„Gefährliche Illusionen“,
Herausgeber: Klaus Blessing, Matthias Werner.
verlag am park. Berlin 2015. 12,99 €
Im Juni vergangenen Jahres rief das Ostdeutsche Kuratorium von Verbänden e. V. (OKV) eine Veranstaltungsreihe ins Leben, die sich mit gesellschaftlich relevanten Fragen befassen soll, um neue Erkenntnisse und Diskussionsthemen in die Öffentlichkeit zu tragen.
Im Ergebnis dieser ersten Konferenz gaben der Ökonom Klaus Blessing und der Gesellschaftswissenschaftler Matthias Werner einen Reader heraus, in dem Diskussionsbeiträge dieser ersten Veranstaltung dokumentiert sind. Erschienen ist die knapp 200seitige Broschüre im Verlag am Park, Berlin.

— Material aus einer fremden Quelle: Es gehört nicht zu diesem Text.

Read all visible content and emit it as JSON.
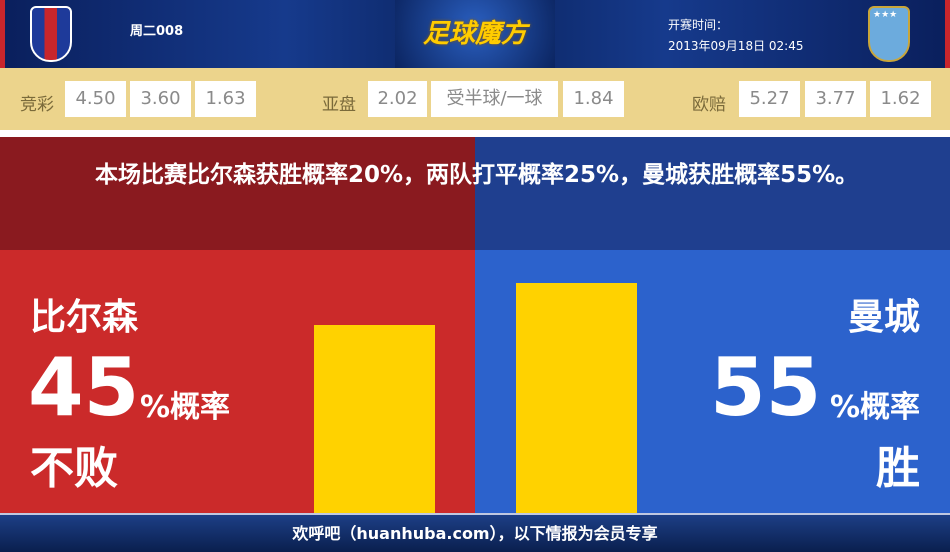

Mit dem Titel „Gefährliche Illusionen“ charakterisieren die Herausgeber Tendenzen in der Partei „Die Linke“, die sich um die Transformationstheorie und -politik drehen. Es wird konstatiert, dass sich die Partei, vor allem deren Führung, ohne großen Widerspruch von Seiten der Basis in eine Richtung entwickelt, die in der Sozialdemokratie seit über hundert Jahren vorherrscht: Das reformistische Konzept vom Hinüberwachsen vom Kapitalismus in den Sozialismus. Nicht zuletzt würden diese Haltungen auch am verzweifelten Propagieren einer Regierungsbeteiligung, die ohne die Aufweichung des Parteiprogramms nicht zu haben sei, deutlich.
Mit zahlreichen Belegen aus veröffentlichten Meinungsäußerungen von führenden Genossinnen und Genossen belegten die Redner, dass schleichend Grundprinzipien der Partei aufgegeben werden. So spielt in vielen Schriften die Veränderung der Eigentumsverhältnisse als Grundlage für eine sozialistische Gesellschaft kaum noch eine Rolle. In Dieter Kleins „Das Morgen tanzt im Heute“ und den Anschauungen Katja Kippings und Bernd Rixingers über die „Kommende Demokratie: Sozialismus 2.0“ sehen die Wissenschaftler eine Abkehr von marxistischen Erkenntnissen. Dafür habe man das Zauberwort „Transformation“ wiederentdeckt, das seit Kleins Schrift in den Führungsgremien der Partei herumgeistere, jedoch bereits eine lange Geschichte habe.
Einig ist man sich darin, dass der Begriff Transformation an sich nicht verwerflich sei, da schließlich jede Gesellschaft permanent Umwandlungsprozesse durchlaufe. Aber die Redner auf der 1. Konferenz des OKV kritisieren vor allem, dass „Transformation“, so wie es in reformistischer Manier gebraucht wird, eher den bernsteinschen Weg beschreitet, als für eine generelle gesellschaftliche Umwälzung im marxistischen Sinn wirbt. Vergangene und gegenwärtige Transformationsversuche in anderen Ländern analysierend, die alle gescheitert sind, zeigt beispielsweise Prof. Dr. Herbert Graf auf, dass sich der Kapitalismus nicht mit Reformen überwinden lässt. Dabei dürfen Reformen nicht verteufelt werden, die zur Verbesserung des Lebens in der heutigen Gesellschaft führen. Jedoch warnt er davor zu glauben, dies bedeute bereits den Weg in den Sozialismus. Das Kapital gehe nicht freiwillig – im Gegenteil. Es kämpfe erbittert gegen jene, die an dessen Eigentum wollen. Graf gibt aber auch zu bedenken, dass eine gesellschaftliche Alternative zum globalisierten ökonomisch und militärisch weiter mächtigen Kapitalssystem selbst in Ansätzen nicht anvisiert sei. Er beendet seinen Beitrag mit den Worten: „Wer in dieser Zeit den Slogan ‚Das Morgen tanzt im Heute’ zum Motto seiner Theorie macht, idealisiert eine Welt, die vielen Menschen das Fürchten um das Brot von Morgen und die Zukunft ihrer Kinder und Enkel lehrt“.